The burden is on plaintiff to demonstrate that his refusal to submit to an EUO was not part of a deliberate effort to withhold material information or a pattern of noncooperation with the insurer. Id. at 51, 592 N.W.2d 82. We find plaintiff has met his burden in this case. The only way plaintiff refused to cooperate in this case was by failing to submit to the EUO. Accordingly, plaintiff's claim should have been dismissed without prejudice in accordance with the general rule. Yeo, supra at 259, 555 N.W.2d 893.

Finally, plaintiff argues that in order for defendant to deny benefits on the *696 basis of plaintiff's noncooperation, it must show actual prejudice. Plaintiff cites Allen v. Cheatum, 351 Mich. 585, 88 N.W.2d 306 (1958), in support of his argument. Plaintiff's reliance on Allen is misplaced. There the insurer was seeking to defeat the claim of a third party, not its insured, in a garnishment action on the basis of noncooperation by its insured.[2]
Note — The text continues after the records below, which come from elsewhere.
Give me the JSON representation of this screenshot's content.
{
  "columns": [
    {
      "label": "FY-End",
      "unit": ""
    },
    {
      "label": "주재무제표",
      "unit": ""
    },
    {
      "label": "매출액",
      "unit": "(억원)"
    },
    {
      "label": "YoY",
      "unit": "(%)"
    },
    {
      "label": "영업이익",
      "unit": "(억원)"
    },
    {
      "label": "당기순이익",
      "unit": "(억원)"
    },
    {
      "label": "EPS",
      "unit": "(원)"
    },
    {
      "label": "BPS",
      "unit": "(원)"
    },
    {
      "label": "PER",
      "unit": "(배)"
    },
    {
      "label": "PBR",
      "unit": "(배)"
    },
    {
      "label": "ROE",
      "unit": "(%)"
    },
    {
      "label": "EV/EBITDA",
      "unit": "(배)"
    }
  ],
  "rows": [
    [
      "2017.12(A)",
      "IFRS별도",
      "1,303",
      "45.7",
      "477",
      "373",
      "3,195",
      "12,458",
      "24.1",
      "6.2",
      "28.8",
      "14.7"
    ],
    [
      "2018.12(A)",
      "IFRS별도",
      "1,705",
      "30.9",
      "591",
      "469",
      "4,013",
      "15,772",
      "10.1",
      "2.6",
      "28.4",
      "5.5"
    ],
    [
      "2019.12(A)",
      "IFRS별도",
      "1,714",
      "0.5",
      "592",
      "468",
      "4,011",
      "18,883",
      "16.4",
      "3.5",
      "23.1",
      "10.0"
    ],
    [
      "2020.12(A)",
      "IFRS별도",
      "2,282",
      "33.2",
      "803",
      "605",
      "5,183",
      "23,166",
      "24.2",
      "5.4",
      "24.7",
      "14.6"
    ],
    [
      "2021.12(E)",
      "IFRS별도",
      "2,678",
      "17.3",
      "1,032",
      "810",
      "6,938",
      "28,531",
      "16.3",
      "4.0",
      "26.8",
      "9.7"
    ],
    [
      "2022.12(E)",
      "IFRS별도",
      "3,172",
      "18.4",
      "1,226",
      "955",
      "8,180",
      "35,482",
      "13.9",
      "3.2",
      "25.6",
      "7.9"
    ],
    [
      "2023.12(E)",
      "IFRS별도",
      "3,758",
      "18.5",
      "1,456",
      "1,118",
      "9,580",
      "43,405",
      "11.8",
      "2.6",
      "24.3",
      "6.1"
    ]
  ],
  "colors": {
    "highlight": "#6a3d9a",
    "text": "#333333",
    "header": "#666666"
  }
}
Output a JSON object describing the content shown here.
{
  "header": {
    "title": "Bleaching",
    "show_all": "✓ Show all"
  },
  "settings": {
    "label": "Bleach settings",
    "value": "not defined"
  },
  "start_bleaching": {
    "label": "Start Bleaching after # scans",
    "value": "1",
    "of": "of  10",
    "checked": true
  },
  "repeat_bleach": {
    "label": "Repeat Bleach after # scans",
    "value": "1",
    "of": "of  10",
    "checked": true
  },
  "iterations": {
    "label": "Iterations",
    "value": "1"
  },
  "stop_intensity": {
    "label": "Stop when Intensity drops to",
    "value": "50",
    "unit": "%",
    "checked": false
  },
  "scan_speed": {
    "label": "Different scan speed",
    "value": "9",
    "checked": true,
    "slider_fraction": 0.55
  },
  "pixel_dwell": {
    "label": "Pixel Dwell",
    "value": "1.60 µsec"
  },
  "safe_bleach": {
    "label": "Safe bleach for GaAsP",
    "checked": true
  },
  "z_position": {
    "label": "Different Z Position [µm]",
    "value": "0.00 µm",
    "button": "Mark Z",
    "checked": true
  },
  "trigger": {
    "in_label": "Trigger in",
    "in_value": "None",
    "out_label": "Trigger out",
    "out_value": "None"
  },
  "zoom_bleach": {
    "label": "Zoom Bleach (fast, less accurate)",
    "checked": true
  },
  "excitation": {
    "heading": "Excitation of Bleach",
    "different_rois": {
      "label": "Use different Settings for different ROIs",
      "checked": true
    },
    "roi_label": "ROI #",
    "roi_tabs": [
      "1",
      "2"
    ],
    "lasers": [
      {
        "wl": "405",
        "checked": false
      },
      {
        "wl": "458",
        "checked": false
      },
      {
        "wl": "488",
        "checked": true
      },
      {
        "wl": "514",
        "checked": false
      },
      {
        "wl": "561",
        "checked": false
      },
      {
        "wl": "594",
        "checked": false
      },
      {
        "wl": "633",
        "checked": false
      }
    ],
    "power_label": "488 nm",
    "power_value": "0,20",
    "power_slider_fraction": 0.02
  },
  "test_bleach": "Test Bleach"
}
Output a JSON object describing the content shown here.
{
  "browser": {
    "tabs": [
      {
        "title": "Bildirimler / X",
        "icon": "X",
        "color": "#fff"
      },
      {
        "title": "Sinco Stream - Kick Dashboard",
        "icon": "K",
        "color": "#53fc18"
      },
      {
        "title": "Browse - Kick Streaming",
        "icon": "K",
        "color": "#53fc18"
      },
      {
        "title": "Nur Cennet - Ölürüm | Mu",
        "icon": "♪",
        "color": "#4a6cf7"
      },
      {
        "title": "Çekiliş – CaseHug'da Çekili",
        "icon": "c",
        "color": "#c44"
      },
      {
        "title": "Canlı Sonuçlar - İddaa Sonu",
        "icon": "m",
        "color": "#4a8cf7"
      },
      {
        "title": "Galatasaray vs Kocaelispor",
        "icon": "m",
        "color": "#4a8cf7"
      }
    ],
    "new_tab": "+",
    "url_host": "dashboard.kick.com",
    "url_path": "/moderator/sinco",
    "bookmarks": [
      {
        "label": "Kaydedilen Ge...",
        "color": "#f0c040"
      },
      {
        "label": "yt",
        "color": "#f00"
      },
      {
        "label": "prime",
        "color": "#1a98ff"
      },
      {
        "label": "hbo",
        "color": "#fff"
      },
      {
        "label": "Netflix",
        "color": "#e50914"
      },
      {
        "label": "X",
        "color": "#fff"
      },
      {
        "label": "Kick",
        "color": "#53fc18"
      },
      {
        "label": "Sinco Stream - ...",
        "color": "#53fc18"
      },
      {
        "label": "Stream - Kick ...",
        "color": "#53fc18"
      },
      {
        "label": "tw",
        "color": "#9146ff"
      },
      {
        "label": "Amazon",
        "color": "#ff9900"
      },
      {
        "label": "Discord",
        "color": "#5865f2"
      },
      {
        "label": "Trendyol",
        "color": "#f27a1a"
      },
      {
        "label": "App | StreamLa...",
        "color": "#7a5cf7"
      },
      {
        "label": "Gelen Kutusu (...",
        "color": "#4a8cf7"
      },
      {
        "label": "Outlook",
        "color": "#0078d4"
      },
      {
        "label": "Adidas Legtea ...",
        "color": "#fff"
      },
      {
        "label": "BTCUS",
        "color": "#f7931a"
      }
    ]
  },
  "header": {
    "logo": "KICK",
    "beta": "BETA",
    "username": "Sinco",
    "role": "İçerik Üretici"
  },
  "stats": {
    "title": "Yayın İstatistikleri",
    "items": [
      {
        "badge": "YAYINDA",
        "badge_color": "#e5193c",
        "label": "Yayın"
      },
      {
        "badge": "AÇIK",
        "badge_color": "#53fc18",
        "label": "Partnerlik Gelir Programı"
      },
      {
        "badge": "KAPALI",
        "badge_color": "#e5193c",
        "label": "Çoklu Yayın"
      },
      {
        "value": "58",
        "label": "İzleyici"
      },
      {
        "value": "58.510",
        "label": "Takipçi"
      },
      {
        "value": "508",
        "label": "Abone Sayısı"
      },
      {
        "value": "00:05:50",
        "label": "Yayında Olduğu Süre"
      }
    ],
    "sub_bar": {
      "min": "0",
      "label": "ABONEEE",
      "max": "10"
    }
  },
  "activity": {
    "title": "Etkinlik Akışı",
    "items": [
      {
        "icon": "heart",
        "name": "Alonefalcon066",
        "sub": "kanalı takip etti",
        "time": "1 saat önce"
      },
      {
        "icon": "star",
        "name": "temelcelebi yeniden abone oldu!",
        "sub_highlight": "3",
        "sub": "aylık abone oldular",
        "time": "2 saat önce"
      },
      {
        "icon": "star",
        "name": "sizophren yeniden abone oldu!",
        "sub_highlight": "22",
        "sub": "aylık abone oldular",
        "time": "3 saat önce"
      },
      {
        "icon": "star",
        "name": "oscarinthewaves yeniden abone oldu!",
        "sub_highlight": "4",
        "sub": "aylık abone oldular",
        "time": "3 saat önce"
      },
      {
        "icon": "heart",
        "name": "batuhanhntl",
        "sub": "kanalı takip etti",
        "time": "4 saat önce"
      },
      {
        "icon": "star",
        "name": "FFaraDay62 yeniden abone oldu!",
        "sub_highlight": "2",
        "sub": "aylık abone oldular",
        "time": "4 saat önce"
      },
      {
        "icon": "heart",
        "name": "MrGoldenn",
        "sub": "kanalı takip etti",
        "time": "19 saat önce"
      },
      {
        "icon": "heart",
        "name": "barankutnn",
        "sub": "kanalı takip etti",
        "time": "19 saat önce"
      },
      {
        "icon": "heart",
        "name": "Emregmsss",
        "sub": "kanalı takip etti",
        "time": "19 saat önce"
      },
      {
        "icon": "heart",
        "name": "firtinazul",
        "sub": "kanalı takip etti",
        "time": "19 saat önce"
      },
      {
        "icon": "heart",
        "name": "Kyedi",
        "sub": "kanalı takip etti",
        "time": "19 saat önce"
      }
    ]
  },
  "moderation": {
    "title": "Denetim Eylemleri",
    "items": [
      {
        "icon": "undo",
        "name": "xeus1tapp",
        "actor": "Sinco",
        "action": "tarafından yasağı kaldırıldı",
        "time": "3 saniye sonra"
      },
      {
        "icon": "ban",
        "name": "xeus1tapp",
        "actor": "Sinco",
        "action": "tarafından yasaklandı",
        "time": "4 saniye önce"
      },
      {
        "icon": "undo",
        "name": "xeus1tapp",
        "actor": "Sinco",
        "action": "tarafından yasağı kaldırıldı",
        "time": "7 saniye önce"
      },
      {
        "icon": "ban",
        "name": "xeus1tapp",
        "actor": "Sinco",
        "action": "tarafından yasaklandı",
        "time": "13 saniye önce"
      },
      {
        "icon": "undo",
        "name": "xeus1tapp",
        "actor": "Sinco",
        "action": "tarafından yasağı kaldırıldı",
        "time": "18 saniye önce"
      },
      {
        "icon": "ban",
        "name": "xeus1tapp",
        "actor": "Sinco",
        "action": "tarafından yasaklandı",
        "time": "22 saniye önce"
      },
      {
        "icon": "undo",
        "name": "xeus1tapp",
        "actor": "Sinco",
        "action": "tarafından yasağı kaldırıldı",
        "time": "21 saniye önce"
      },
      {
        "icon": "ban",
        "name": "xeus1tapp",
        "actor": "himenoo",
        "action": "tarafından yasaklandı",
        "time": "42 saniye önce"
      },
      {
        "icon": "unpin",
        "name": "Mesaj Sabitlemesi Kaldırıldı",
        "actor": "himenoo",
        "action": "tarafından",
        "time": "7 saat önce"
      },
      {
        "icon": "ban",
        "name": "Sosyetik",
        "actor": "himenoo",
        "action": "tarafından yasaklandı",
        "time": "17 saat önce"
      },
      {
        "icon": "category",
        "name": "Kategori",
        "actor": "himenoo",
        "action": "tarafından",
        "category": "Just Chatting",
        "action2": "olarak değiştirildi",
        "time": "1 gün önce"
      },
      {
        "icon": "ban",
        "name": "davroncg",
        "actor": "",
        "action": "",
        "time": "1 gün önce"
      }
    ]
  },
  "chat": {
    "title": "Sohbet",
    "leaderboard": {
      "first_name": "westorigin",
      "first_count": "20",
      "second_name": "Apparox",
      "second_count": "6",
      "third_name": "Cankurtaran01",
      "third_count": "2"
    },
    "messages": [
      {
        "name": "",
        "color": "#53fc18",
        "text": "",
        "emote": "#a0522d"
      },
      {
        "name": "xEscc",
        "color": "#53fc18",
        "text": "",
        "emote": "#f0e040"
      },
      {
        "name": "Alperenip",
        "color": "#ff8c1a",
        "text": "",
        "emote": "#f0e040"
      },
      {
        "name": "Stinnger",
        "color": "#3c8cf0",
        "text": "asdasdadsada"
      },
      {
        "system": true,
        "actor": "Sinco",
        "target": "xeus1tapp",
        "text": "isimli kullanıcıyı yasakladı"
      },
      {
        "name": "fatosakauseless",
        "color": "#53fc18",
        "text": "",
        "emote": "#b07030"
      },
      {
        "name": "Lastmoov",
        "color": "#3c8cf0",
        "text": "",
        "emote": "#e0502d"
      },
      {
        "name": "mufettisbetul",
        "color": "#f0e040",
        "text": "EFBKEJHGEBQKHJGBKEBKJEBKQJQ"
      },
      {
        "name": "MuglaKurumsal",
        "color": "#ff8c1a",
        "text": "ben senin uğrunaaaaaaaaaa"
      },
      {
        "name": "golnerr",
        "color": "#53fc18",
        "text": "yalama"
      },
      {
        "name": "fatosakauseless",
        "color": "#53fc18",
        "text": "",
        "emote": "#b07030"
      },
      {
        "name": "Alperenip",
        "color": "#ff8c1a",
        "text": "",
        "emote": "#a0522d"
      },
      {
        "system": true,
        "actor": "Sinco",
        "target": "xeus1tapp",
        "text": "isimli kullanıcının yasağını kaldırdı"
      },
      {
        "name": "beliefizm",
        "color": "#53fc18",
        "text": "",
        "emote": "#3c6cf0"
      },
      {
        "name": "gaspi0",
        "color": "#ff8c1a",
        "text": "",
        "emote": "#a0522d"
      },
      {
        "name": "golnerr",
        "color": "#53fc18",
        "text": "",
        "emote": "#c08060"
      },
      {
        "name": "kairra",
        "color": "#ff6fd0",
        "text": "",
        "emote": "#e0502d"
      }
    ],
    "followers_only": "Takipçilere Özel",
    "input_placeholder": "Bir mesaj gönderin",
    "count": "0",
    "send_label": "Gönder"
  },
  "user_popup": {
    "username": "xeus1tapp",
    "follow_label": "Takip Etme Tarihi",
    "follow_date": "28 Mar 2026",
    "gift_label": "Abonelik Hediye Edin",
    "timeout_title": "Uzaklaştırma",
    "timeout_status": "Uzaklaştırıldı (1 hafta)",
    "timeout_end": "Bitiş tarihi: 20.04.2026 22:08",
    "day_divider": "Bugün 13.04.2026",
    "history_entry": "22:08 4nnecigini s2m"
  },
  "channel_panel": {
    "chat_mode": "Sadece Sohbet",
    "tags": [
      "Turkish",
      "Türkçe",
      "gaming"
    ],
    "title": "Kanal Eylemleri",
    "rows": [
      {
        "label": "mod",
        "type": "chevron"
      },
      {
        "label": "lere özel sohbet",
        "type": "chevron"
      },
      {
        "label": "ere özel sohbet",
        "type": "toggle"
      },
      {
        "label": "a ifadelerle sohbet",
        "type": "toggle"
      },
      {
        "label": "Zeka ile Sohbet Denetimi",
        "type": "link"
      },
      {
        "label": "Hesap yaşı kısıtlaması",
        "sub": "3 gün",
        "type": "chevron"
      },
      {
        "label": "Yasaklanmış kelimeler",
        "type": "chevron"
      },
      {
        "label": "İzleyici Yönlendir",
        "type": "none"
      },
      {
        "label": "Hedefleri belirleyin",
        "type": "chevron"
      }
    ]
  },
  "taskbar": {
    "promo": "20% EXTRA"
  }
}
Affirmed in part and reversed in part.

NOTES

[1] The policy provides:

Each party shall select a competent and impartial arbitrator. These two shall select a third one. If unable to agree on the third one within 30 days either party may request a judge of a court of record in the county in which the arbitration is pending to select a third one. The written decision of any two arbitrators shall be binding on each party.

[2] We also note that in Coburn v. Fox, 425 Mich. 300, 309-310, 389 N.W.2d 424 (1986), the Michigan Supreme Court recognized that this rule was abrogated by the passage of the no-fault act.